Wilson had served time in Ohio for two rapes. Humphrey, who had been a prostitute, later testified the two were looking for someone to rob.

Wilson forced Pooley into the back seat of her car. While Humphrey drove, Wilson raped Pooley repeatedly, then strangled her despite her pleas to live, Buring said.

Buring said he thinks that after leaving some previous victims alive — and getting caught — Wilson killed Pooley to make sure she couldn't tell on him.

Wilson and Humphrey dumped Pooley's body in a field west of Indianapolis. Her body was not found for two weeks.

Wilson and Humphrey stole necklaces from Pooley and used her credit card for several purchases, Buring said.

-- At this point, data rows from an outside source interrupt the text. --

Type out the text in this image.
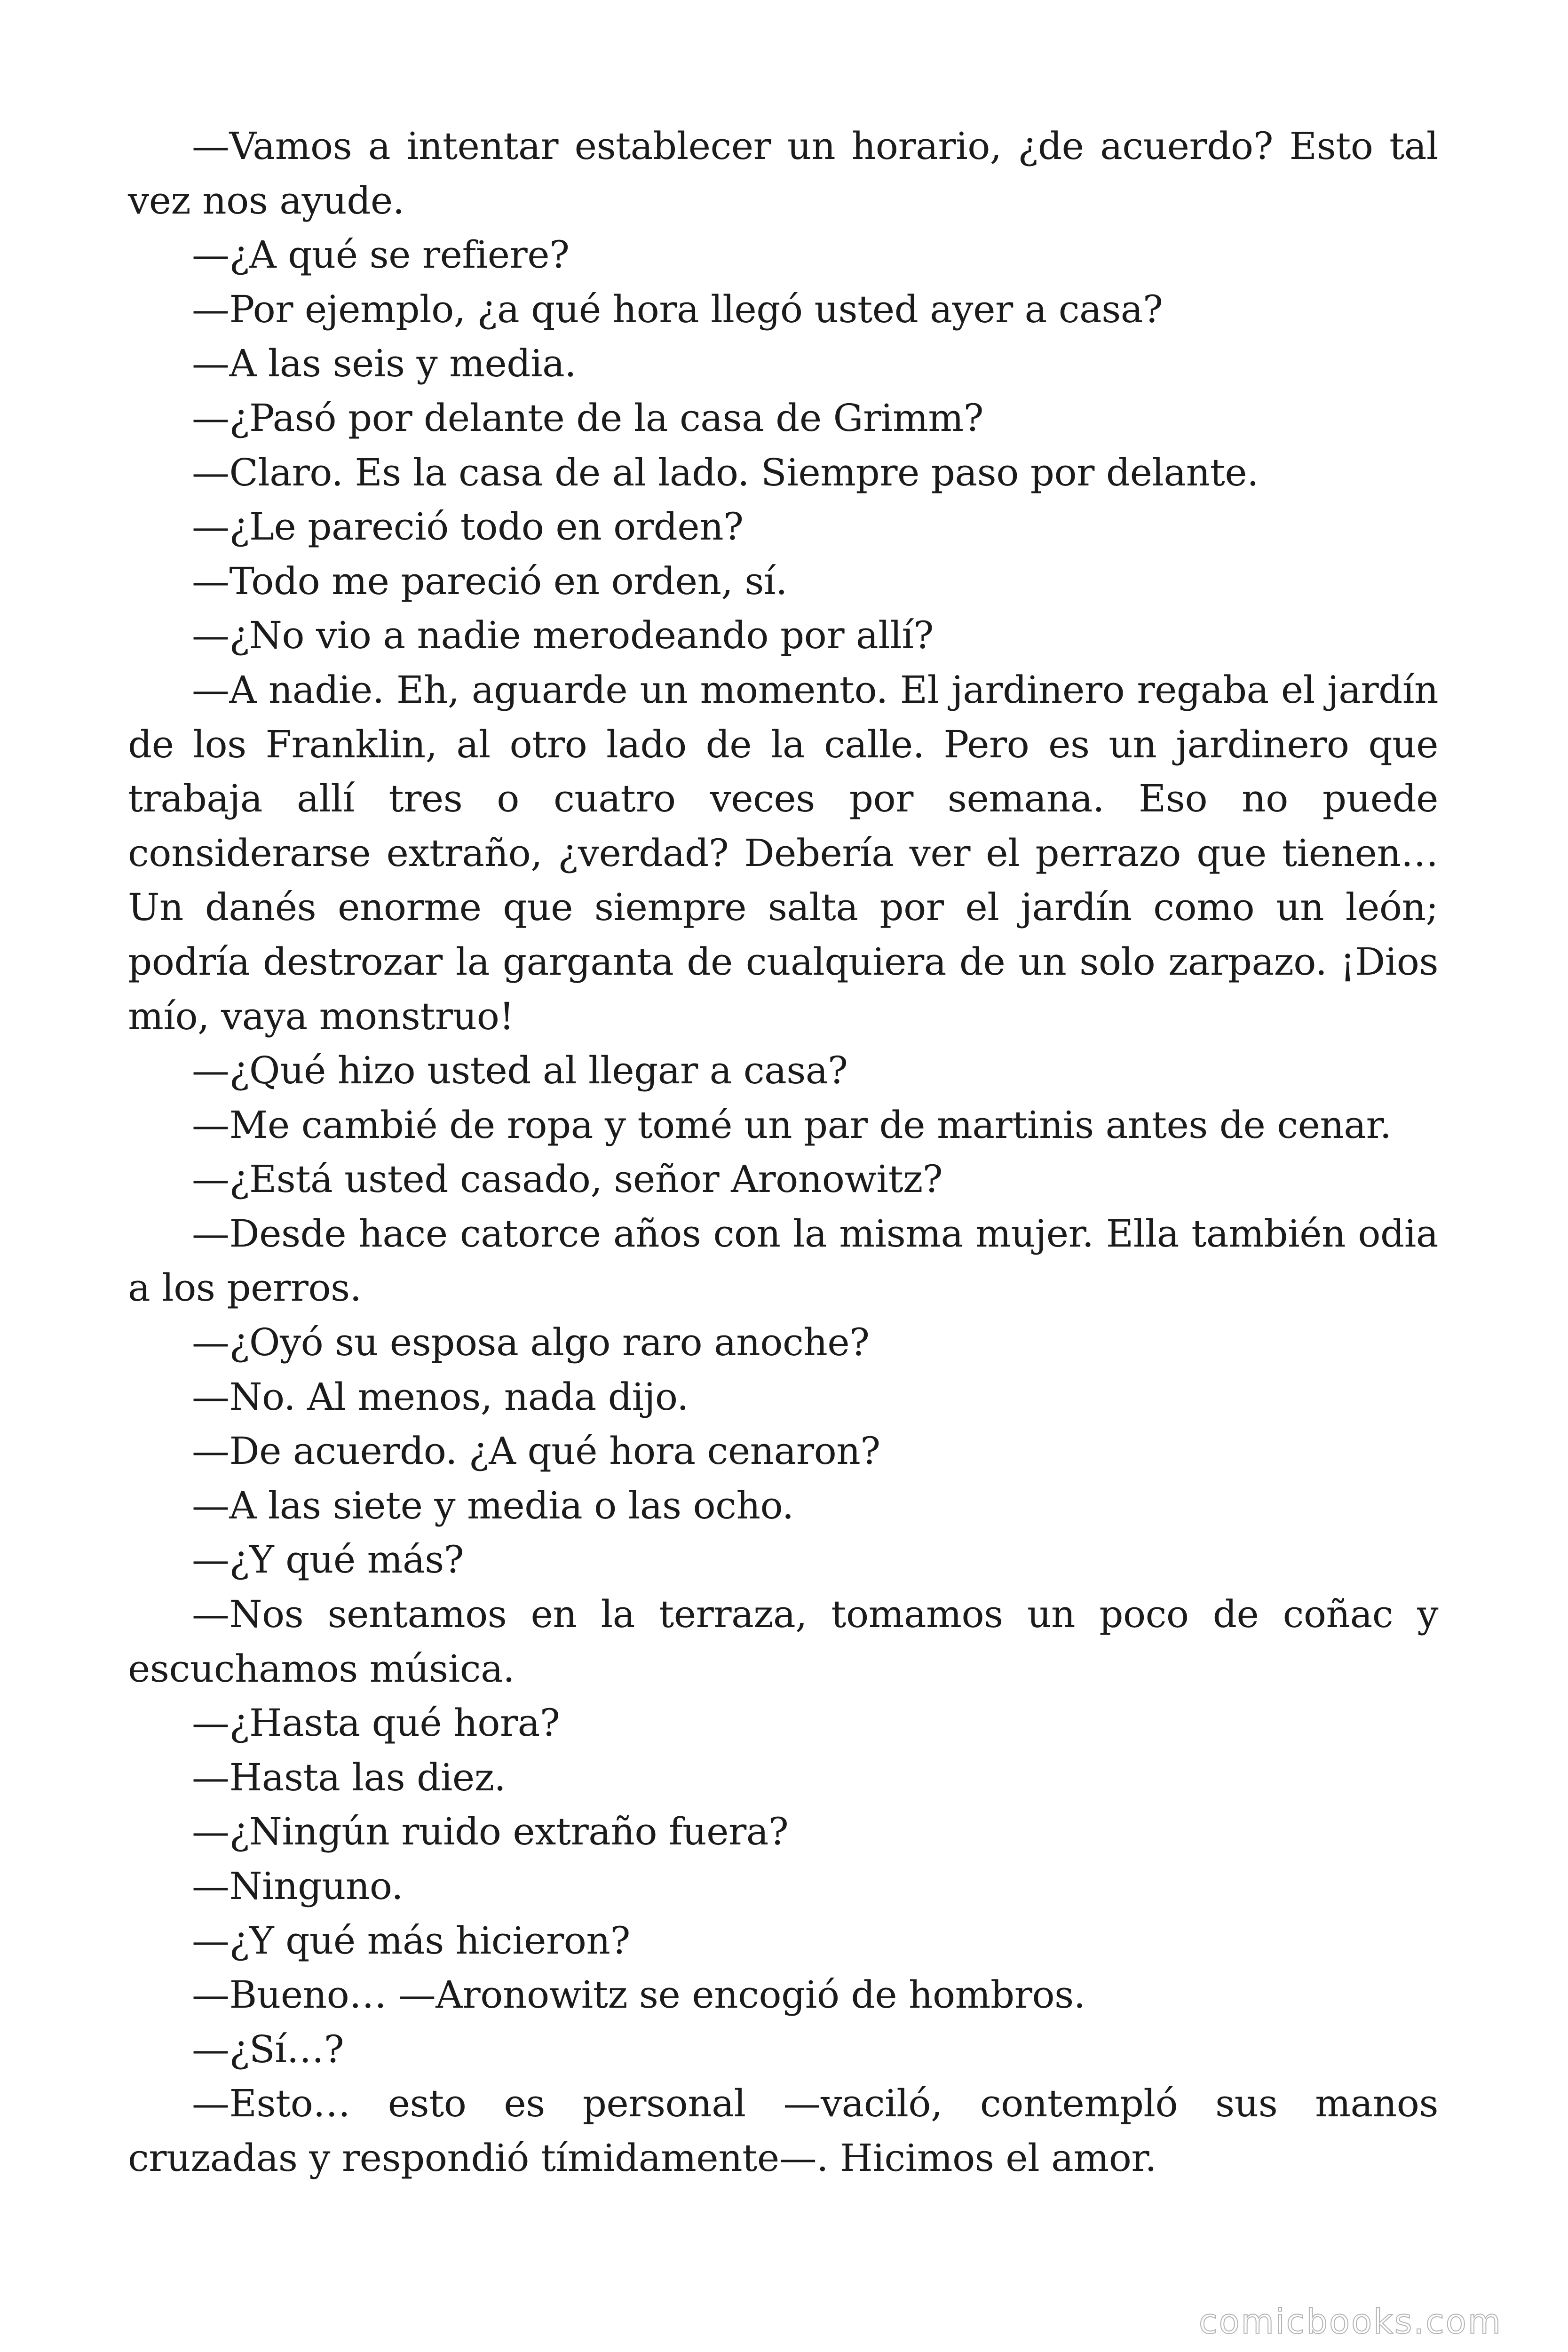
—Vamos a intentar establecer un horario, ¿de acuerdo? Esto tal vez nos ayude.

—¿A qué se refiere?

—Por ejemplo, ¿a qué hora llegó usted ayer a casa?

—A las seis y media.

—¿Pasó por delante de la casa de Grimm?

—Claro. Es la casa de al lado. Siempre paso por delante.

—¿Le pareció todo en orden?

—Todo me pareció en orden, sí.

—¿No vio a nadie merodeando por allí?

—A nadie. Eh, aguarde un momento. El jardinero regaba el jardín de los Franklin, al otro lado de la calle. Pero es un jardinero que trabaja allí tres o cuatro veces por semana. Eso no puede considerarse extraño, ¿verdad? Debería ver el perrazo que tienen… Un danés enorme que siempre salta por el jardín como un león; podría destrozar la garganta de cualquiera de un solo zarpazo. ¡Dios mío, vaya monstruo!

—¿Qué hizo usted al llegar a casa?

—Me cambié de ropa y tomé un par de martinis antes de cenar.

—¿Está usted casado, señor Aronowitz?

—Desde hace catorce años con la misma mujer. Ella también odia a los perros.

—¿Oyó su esposa algo raro anoche?

—No. Al menos, nada dijo.

—De acuerdo. ¿A qué hora cenaron?

—A las siete y media o las ocho.

—¿Y qué más?

—Nos sentamos en la terraza, tomamos un poco de coñac y escuchamos música.

—¿Hasta qué hora?

—Hasta las diez.

—¿Ningún ruido extraño fuera?

—Ninguno.

—¿Y qué más hicieron?

—Bueno… —Aronowitz se encogió de hombros.

—¿Sí…?

—Esto… esto es personal —vaciló, contempló sus manos cruzadas y respondió tímidamente—. Hicimos el amor.

comicbooks.com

Not long after, Humphrey, apparently bothered by the crime, confessed to a friend, who told police.

A jury recommended death for Wilson. Humphrey testified against him and is serving life.

Advocates for Wilson say he has become devoutly religious since going to Death Row and is deeply sorry for killing Pooley.

That doesn't change the fact that he was sentenced to die, said Shinkle, who has not seen any remorse from Wilson.

"There's God's laws and there's man's laws, and we have to abide by both," she said. "His death is going to be much more humane than the one he meted out to Debbie."

Shinkle said she supports having Wilson executed but takes no delight in it. For her, it's a matter of carrying out the sentence he received, and it will help her family to know the case is finally over.

Shinkle said her parents, Walter and Anne Pooley, never got over their daughter's brutal death.

They felt guilty celebrating holidays, and never put up a Christmas tree again, Shinkle said.

Walter Pooley, a retired newspaper press operator, died in May. Anne Pooley has had health problems; Shinkle, who lives in Florida, is staying with her to care for her.

Wilson's execution would be justice for Debbie Pooley after 23 years, Shinkle said.

"All of her hopes and dreams were taken away from her."